Kalkarken dengemi tekrar kaybetmemle beni arabaya kadar taşıdı. Hastaneye varmıştık. Bizimkiler komple oradaydı. Biliyorlardı. Buna adım gibi emindim.
Bağırmaya başladım.
-R-Neden söylemediniz! Biliyordunuz biliyorum! Bu mu sizin dostluğunuz.
-Z- Rüya. Lütfen sakin ol. Açıklayalım.
-R- Sakin mi olayım? Orada can çekişen benim annem senin değil! Nereden bileceksin.
Bunu söylediğime inanamıyordum şuan. Onun annesi o küçükken ölmüştü.
-Z- Rüya. Haklısın ben annemi hatırlamıyorum. Seni çok iyi anlıyorum.
Özür dilemem gerekliydi sanırım ama dilemedim.
-R-Neden söylemediniz ha neden!
-Eren- Sen o sırada yarışmadaydın Rüya. Bu senin hayalindi bizde bitmesini bekledik. Hadi gel otur.
-Hayalim mi? Şuan o bile kalmadı! Söylemeliydiniz!! O benim annem!
-Babam- Rüya kızma çocuklara. Ben dedim demeyin diye.
-Ne zaman söyleyecektiniz? Ben başka ülkede dans ederken mi?
Babam çökmüştü. İlk defa onu böyle görüyordum. Cevap vermedi.
-Nasıl olmuş! Ne olmuş! Söylesenize!
-S- Gel şöyle bir otur uzayliçem. Anlatayım.
-Söyleyin artık.
-Beren- Annen sizin kazanacağınızı düşünerek güllaç yapmaya başlamıştı. Bende ona yardım ediyordum. Malzeme almak için markete gittik. Dö..dönerken poşetler ağır geldi. Bende almak istedim. Birini bana verirken iki araba yarış yapıyordu. Yarış arabası. Arkalarında da polis vardı. Birinin diğerine çarpmasıyla araba o hızla Sevda Teyzeye ça..çarptı. Be..ben özür dilerim koruyamadım.
-Benim yüzümden değil mi. Keşke istemeseydim. Benim yüzümden öldü o!
-Berke-Şşt. Sevgilim. Öyle deme senin yüzünden değildi.
Babam ağlamaya başlamıştı. Benim babam. Ağlarken de Uğur u sormuştu.
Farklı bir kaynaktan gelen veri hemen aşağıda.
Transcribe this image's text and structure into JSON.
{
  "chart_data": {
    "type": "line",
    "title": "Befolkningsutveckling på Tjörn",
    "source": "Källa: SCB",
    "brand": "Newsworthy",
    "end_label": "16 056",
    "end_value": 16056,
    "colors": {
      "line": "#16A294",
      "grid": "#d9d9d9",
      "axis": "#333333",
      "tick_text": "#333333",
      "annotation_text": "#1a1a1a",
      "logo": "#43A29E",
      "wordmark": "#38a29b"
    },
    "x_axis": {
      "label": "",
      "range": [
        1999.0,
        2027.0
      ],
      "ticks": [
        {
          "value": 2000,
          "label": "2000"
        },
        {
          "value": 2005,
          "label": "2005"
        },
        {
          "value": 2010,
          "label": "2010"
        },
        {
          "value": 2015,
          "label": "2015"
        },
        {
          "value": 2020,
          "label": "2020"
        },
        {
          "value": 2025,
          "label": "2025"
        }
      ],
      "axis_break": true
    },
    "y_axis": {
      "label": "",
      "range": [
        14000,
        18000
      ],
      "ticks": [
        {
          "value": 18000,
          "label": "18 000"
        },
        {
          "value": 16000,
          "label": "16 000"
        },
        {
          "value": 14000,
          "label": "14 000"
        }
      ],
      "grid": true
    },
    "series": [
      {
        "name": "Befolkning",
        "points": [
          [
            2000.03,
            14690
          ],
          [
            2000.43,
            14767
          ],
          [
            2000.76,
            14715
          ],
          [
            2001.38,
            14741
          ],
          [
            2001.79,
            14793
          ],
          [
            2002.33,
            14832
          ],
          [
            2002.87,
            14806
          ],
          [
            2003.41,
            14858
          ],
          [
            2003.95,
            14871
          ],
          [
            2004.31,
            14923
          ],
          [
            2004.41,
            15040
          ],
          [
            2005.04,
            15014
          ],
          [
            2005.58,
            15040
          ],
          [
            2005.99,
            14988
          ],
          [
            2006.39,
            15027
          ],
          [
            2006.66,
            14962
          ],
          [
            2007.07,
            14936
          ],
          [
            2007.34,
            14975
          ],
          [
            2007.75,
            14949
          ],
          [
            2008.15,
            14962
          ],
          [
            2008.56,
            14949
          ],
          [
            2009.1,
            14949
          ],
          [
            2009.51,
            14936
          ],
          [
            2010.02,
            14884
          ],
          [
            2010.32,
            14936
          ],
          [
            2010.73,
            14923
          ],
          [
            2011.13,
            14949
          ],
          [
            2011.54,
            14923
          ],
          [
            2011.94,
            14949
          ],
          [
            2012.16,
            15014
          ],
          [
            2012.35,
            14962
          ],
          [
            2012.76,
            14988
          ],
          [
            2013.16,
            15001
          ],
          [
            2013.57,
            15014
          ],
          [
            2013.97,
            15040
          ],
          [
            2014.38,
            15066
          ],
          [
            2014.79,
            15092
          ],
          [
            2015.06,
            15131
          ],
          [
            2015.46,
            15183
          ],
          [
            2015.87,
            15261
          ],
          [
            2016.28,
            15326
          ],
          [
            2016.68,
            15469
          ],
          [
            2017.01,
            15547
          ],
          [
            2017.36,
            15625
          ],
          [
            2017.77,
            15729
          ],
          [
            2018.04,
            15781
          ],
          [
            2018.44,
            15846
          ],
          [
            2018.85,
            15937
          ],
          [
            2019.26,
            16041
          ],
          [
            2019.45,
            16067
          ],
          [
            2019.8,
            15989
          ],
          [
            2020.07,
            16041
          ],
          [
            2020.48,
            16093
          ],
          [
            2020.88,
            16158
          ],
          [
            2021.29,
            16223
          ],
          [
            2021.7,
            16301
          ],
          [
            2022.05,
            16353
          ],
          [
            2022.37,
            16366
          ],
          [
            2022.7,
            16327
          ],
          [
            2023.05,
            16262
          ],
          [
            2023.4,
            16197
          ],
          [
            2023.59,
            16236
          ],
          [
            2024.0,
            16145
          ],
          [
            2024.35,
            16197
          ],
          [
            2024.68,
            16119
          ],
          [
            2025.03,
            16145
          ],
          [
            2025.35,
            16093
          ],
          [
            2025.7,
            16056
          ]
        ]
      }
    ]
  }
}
-Burak- Nerede olduğunu bilmiyoruz. Ama Merve peşinden gitti.-Yarım saat sonra-
Artık beklemekten sıkılmıştım. Yorgundum. Ama babam... Onu düşünemiyordum. Bir anda doktor çıktı.
-Dktr- Sevda Toprakın yakınları.
-Babam- Biziz.
-Dktr- Üzgünüm. Başınız sağolsun.
Ağlamaktan önümü görmüyordum. Babamın yere yığıldığını görmüştüm.
-Baba!!!!
Babamı da ameliyata aldılar. Kalp krizi vardı babamda. Uzun zamandır iyiydi. Şuan ise kötü tetiklemişti. Uğur içeri sarhoş bir şekilde girmişti. İçmişti. İlk defa içmişti. Sakin görünüyordu. Geldi ve hiç bir şey söylemeden yanıma oturdu.
-Gitti değil mi?
-Gitmedi!
-Yalan söyleme! Öldü işte o öldü!!
Bir şey diyemedim. İnanmak istemiyordum. Bu gerçek olmamalıydı. Hadi ama orada yatan benim narin minnak annem olamazdı. Olmamalıydı. Evet ben bencildim. Küçüklüğümden beri bencildim. Ve şuan orada yatanın benim değil başkasının annesi olmasını dileyebilecek kadar bencildim. Ama lanet olsun ki deli gibi bunu istiyordum. Ayağa kalktım ve yavaşça babama baktım. Onu da kaybedemezdim. Bugün hastaneden nefret etmeme neden olmuştu. Berke peşimden bana sarılmıştı. Beni böyle görmek onu kesinlikle üzüyordu.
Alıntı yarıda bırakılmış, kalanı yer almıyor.